The Rhode Island Department of Human Services Office of Child Care is committed to ensuring that all children have a healthy, safe, and high-quality experience in licensed RI Child Care Programs. Ensuring a highly qualified early care and education workforce is key to ensuring families are able to thrive at home, at work, and in the community.
To augment the quality of education delivered to our youngest learners, the Office of Child Care (DHS OCC) funds a number of quality initiatives. Individuals employed in a DHS licensed, BrightStars rated program may be eligible for a full or 90% scholarship to advance their career by beginning or continuing higher education and training opportunities.
In partnership with Rhode Island public institutions of higher education, the DHS OCC funds and supports in the development, delivery and oversight of a number of workforce development pathways. DHS Workforce Development pathways are high-quality, equitable, accessible, and affordable for the working professional. Our pathways promote early educator competencies and the RI small bussinesses that employ them to offer the highest quality child care to support young children and their families whenever possible.
In service to the Rhode Island Early Childhood Care and Education Strategic Plan, DHS Workforce Development pathways help ensure RI child care programs can attract, develop and retain a strong workforce of qualified and well-supported educators to meet the current demand for educators. It also works to build a pipeline for future expansion.

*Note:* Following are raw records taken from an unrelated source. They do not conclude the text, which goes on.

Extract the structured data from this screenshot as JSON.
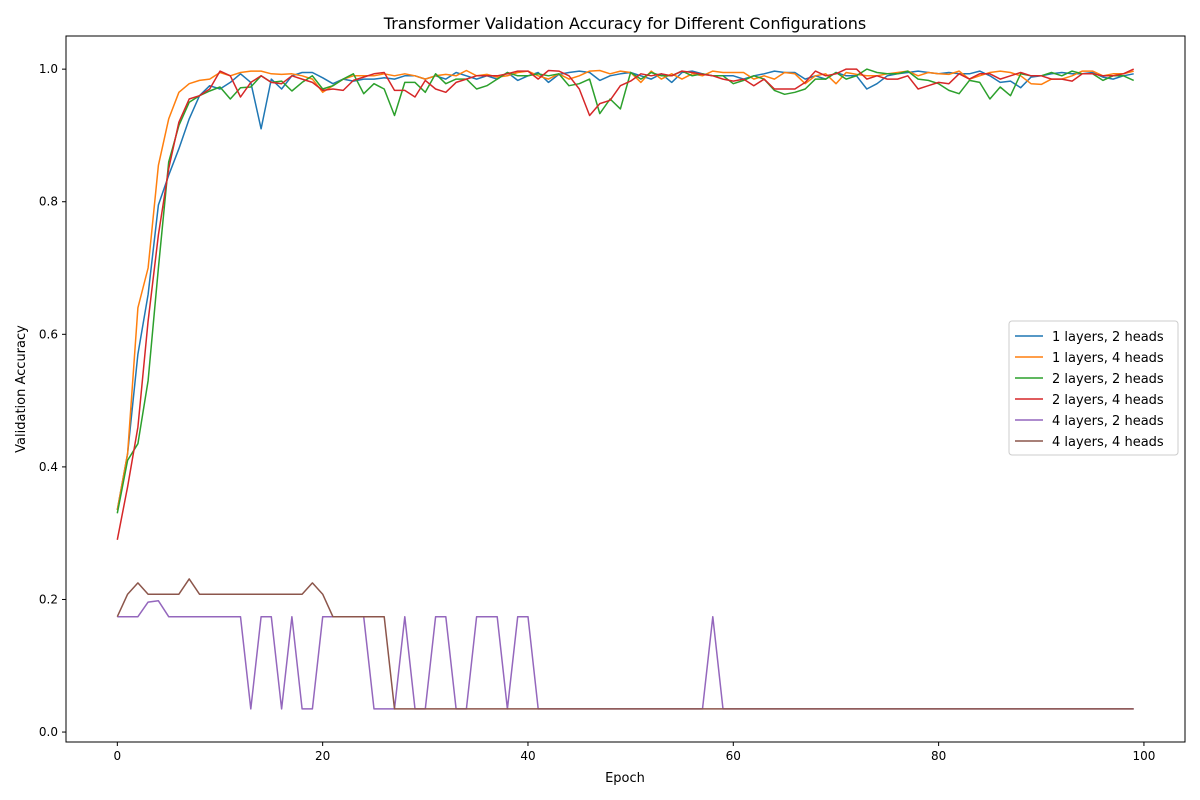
{
  "chart_data": {
    "type": "line",
    "title": "Transformer Validation Accuracy for Different Configurations",
    "xlabel": "Epoch",
    "ylabel": "Validation Accuracy",
    "xlim": [
      -5,
      104
    ],
    "ylim": [
      -0.015,
      1.05
    ],
    "xticks": [
      0,
      20,
      40,
      60,
      80,
      100
    ],
    "yticks": [
      0.0,
      0.2,
      0.4,
      0.6,
      0.8,
      1.0
    ],
    "grid": false,
    "legend_position": "center-right",
    "series": [
      {
        "name": "1 layers, 2 heads",
        "color": "#1f77b4",
        "values": [
          0.335,
          0.42,
          0.57,
          0.66,
          0.795,
          0.84,
          0.88,
          0.925,
          0.96,
          0.975,
          0.97,
          0.98,
          0.993,
          0.98,
          0.91,
          0.985,
          0.97,
          0.99,
          0.995,
          0.995,
          0.987,
          0.978,
          0.985,
          0.982,
          0.985,
          0.985,
          0.987,
          0.985,
          0.99,
          0.99,
          0.985,
          0.99,
          0.985,
          0.995,
          0.99,
          0.985,
          0.99,
          0.985,
          0.995,
          0.983,
          0.99,
          0.995,
          0.98,
          0.992,
          0.995,
          0.997,
          0.995,
          0.983,
          0.99,
          0.993,
          0.995,
          0.99,
          0.985,
          0.993,
          0.98,
          0.995,
          0.997,
          0.993,
          0.99,
          0.99,
          0.99,
          0.985,
          0.99,
          0.993,
          0.997,
          0.995,
          0.995,
          0.985,
          0.99,
          0.985,
          0.995,
          0.99,
          0.99,
          0.97,
          0.978,
          0.99,
          0.993,
          0.995,
          0.997,
          0.995,
          0.993,
          0.995,
          0.993,
          0.993,
          0.997,
          0.99,
          0.98,
          0.982,
          0.972,
          0.988,
          0.99,
          0.993,
          0.995,
          0.993,
          0.993,
          0.995,
          0.988,
          0.985,
          0.99,
          0.993
        ]
      },
      {
        "name": "1 layers, 4 heads",
        "color": "#ff7f0e",
        "values": [
          0.335,
          0.42,
          0.64,
          0.7,
          0.855,
          0.925,
          0.965,
          0.978,
          0.983,
          0.985,
          0.995,
          0.99,
          0.995,
          0.997,
          0.997,
          0.993,
          0.992,
          0.993,
          0.99,
          0.985,
          0.965,
          0.975,
          0.985,
          0.99,
          0.99,
          0.99,
          0.993,
          0.99,
          0.993,
          0.99,
          0.985,
          0.99,
          0.992,
          0.99,
          0.998,
          0.99,
          0.992,
          0.988,
          0.99,
          0.995,
          0.997,
          0.99,
          0.985,
          0.993,
          0.985,
          0.99,
          0.997,
          0.998,
          0.993,
          0.997,
          0.995,
          0.98,
          0.997,
          0.985,
          0.993,
          0.985,
          0.993,
          0.99,
          0.997,
          0.995,
          0.995,
          0.995,
          0.985,
          0.99,
          0.985,
          0.995,
          0.993,
          0.978,
          0.99,
          0.993,
          0.978,
          0.995,
          0.992,
          0.99,
          0.99,
          0.993,
          0.995,
          0.997,
          0.99,
          0.995,
          0.993,
          0.992,
          0.997,
          0.985,
          0.99,
          0.995,
          0.997,
          0.995,
          0.99,
          0.978,
          0.977,
          0.985,
          0.985,
          0.99,
          0.997,
          0.997,
          0.99,
          0.993,
          0.993,
          0.997
        ]
      },
      {
        "name": "2 layers, 2 heads",
        "color": "#2ca02c",
        "values": [
          0.33,
          0.41,
          0.435,
          0.53,
          0.7,
          0.86,
          0.915,
          0.95,
          0.96,
          0.967,
          0.973,
          0.955,
          0.972,
          0.973,
          0.99,
          0.98,
          0.982,
          0.967,
          0.98,
          0.99,
          0.97,
          0.975,
          0.985,
          0.993,
          0.963,
          0.978,
          0.97,
          0.93,
          0.98,
          0.98,
          0.965,
          0.993,
          0.978,
          0.985,
          0.985,
          0.97,
          0.975,
          0.985,
          0.995,
          0.99,
          0.99,
          0.993,
          0.99,
          0.993,
          0.975,
          0.978,
          0.985,
          0.933,
          0.955,
          0.94,
          0.995,
          0.985,
          0.995,
          0.99,
          0.99,
          0.997,
          0.99,
          0.993,
          0.99,
          0.99,
          0.978,
          0.983,
          0.99,
          0.985,
          0.968,
          0.962,
          0.965,
          0.97,
          0.985,
          0.985,
          0.995,
          0.985,
          0.99,
          1.0,
          0.995,
          0.993,
          0.993,
          0.997,
          0.985,
          0.983,
          0.978,
          0.968,
          0.963,
          0.983,
          0.98,
          0.955,
          0.973,
          0.96,
          0.993,
          0.99,
          0.99,
          0.995,
          0.99,
          0.997,
          0.993,
          0.993,
          0.983,
          0.99,
          0.99,
          0.983
        ]
      },
      {
        "name": "2 layers, 4 heads",
        "color": "#d62728",
        "values": [
          0.29,
          0.37,
          0.46,
          0.62,
          0.75,
          0.85,
          0.92,
          0.955,
          0.96,
          0.97,
          0.997,
          0.99,
          0.958,
          0.98,
          0.99,
          0.98,
          0.978,
          0.99,
          0.985,
          0.98,
          0.968,
          0.97,
          0.968,
          0.983,
          0.988,
          0.993,
          0.995,
          0.968,
          0.968,
          0.958,
          0.983,
          0.97,
          0.965,
          0.98,
          0.985,
          0.99,
          0.99,
          0.99,
          0.993,
          0.997,
          0.997,
          0.985,
          0.998,
          0.997,
          0.99,
          0.97,
          0.93,
          0.948,
          0.953,
          0.975,
          0.982,
          0.993,
          0.99,
          0.993,
          0.99,
          0.997,
          0.995,
          0.992,
          0.99,
          0.985,
          0.982,
          0.985,
          0.975,
          0.985,
          0.97,
          0.97,
          0.97,
          0.98,
          0.997,
          0.99,
          0.993,
          1.0,
          1.0,
          0.985,
          0.99,
          0.985,
          0.985,
          0.99,
          0.97,
          0.975,
          0.98,
          0.978,
          0.993,
          0.985,
          0.993,
          0.993,
          0.985,
          0.99,
          0.995,
          0.99,
          0.99,
          0.985,
          0.985,
          0.982,
          0.993,
          0.993,
          0.99,
          0.99,
          0.993,
          1.0
        ]
      },
      {
        "name": "4 layers, 2 heads",
        "color": "#9467bd",
        "values": [
          0.174,
          0.174,
          0.174,
          0.196,
          0.198,
          0.174,
          0.174,
          0.174,
          0.174,
          0.174,
          0.174,
          0.174,
          0.174,
          0.035,
          0.174,
          0.174,
          0.035,
          0.174,
          0.035,
          0.035,
          0.174,
          0.174,
          0.174,
          0.174,
          0.174,
          0.035,
          0.035,
          0.035,
          0.174,
          0.035,
          0.035,
          0.174,
          0.174,
          0.035,
          0.035,
          0.174,
          0.174,
          0.174,
          0.035,
          0.174,
          0.174,
          0.035,
          0.035,
          0.035,
          0.035,
          0.035,
          0.035,
          0.035,
          0.035,
          0.035,
          0.035,
          0.035,
          0.035,
          0.035,
          0.035,
          0.035,
          0.035,
          0.035,
          0.174,
          0.035,
          0.035,
          0.035,
          0.035,
          0.035,
          0.035,
          0.035,
          0.035,
          0.035,
          0.035,
          0.035,
          0.035,
          0.035,
          0.035,
          0.035,
          0.035,
          0.035,
          0.035,
          0.035,
          0.035,
          0.035,
          0.035,
          0.035,
          0.035,
          0.035,
          0.035,
          0.035,
          0.035,
          0.035,
          0.035,
          0.035,
          0.035,
          0.035,
          0.035,
          0.035,
          0.035,
          0.035,
          0.035,
          0.035,
          0.035,
          0.035
        ]
      },
      {
        "name": "4 layers, 4 heads",
        "color": "#8c564b",
        "values": [
          0.174,
          0.208,
          0.225,
          0.208,
          0.208,
          0.208,
          0.208,
          0.231,
          0.208,
          0.208,
          0.208,
          0.208,
          0.208,
          0.208,
          0.208,
          0.208,
          0.208,
          0.208,
          0.208,
          0.225,
          0.208,
          0.174,
          0.174,
          0.174,
          0.174,
          0.174,
          0.174,
          0.035,
          0.035,
          0.035,
          0.035,
          0.035,
          0.035,
          0.035,
          0.035,
          0.035,
          0.035,
          0.035,
          0.035,
          0.035,
          0.035,
          0.035,
          0.035,
          0.035,
          0.035,
          0.035,
          0.035,
          0.035,
          0.035,
          0.035,
          0.035,
          0.035,
          0.035,
          0.035,
          0.035,
          0.035,
          0.035,
          0.035,
          0.035,
          0.035,
          0.035,
          0.035,
          0.035,
          0.035,
          0.035,
          0.035,
          0.035,
          0.035,
          0.035,
          0.035,
          0.035,
          0.035,
          0.035,
          0.035,
          0.035,
          0.035,
          0.035,
          0.035,
          0.035,
          0.035,
          0.035,
          0.035,
          0.035,
          0.035,
          0.035,
          0.035,
          0.035,
          0.035,
          0.035,
          0.035,
          0.035,
          0.035,
          0.035,
          0.035,
          0.035,
          0.035,
          0.035,
          0.035,
          0.035,
          0.035
        ]
      }
    ]
  }
}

This is one of the strategies the DHS OCC is employing to ensure high-quality, inclusive, and culturally responsive early care and education for RI children and families.

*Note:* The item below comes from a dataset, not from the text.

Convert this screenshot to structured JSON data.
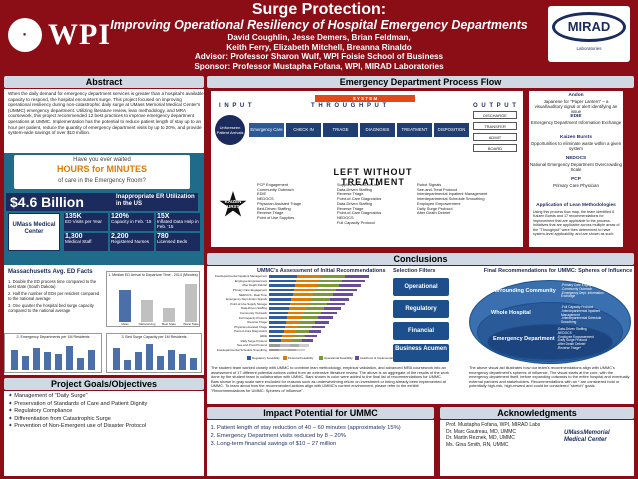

To ensure prospective students, employers, and the general public have a resource detailing the DHS Workforce Development Pathways, we have created this Resource Guide here. Additional information can be found below.
DHS partners with CCRI to operate the Rhode Island Early Childhood Education and Training Program (RIECETP), one of several early care and education quality initiatives developed to increase the quality of child care providers that service families and children enrolled in the state’s Child Care Assistant Program. The RIECETP is a comprehensive and unique education and training program that strengthens the knowledge and skills of both seasoned and novice early childhood educators by providing supportive mentoring, coaching, cohort-based learning, and formal academic coursework. RIECETP offers three, free of cost, stackable pathways to achieve credentialing and/or college credits that are integral to the DHS Sponsored Professional Development & Technical Assistance (PD/TA) Early Childhood Education Workforce Development Pathways Quality Continuum:
DHS partners with the Rhode Island Association for the Educaton of Young Children (RIAEYC) to operate the innovative Teacher Educaton and Compensation Helps scholarship program (T.E.A.C.H.) Early Childhood RI. Incumbent child care workers employed in DHS-licensed CCAP programs serving children age birth-five with the support of their employer may apply to receive a scholarship to off-set the cost of earning early childhood college credits, certificates, and degrees at the Community College of RI (CCRI), Rhode Island College (RIC) and the University of Rhode Island (URI). Through T.E.A.C.H., educators advance their career by pursuing certificates and higher-education degrees in early childhood education (ECE). This scholarship opportunity is designed to embed tuition reimbursement (typically offer 90% of the cost of tuition), educator paid time off, student stipends to offset costs, and textbooks, as guaranteed wage enhancements, as agreed upon, between the educator and their employer as described in each model to meet the needs of Rhode Island’s child care workers.
In addition to overseeing T.E.A.C.H. scholarships, DHS contracts with T.E.A.C.H. to operationalize the Career and Technical Education Pathway Program. This project is designed to create a bridge from high school into early childhood education and career opportunities, by developing partnerships with TEACH counselors, DHS licensed –CCAP early childcare providers and local high school career and technical education programs with early childhood education and training options.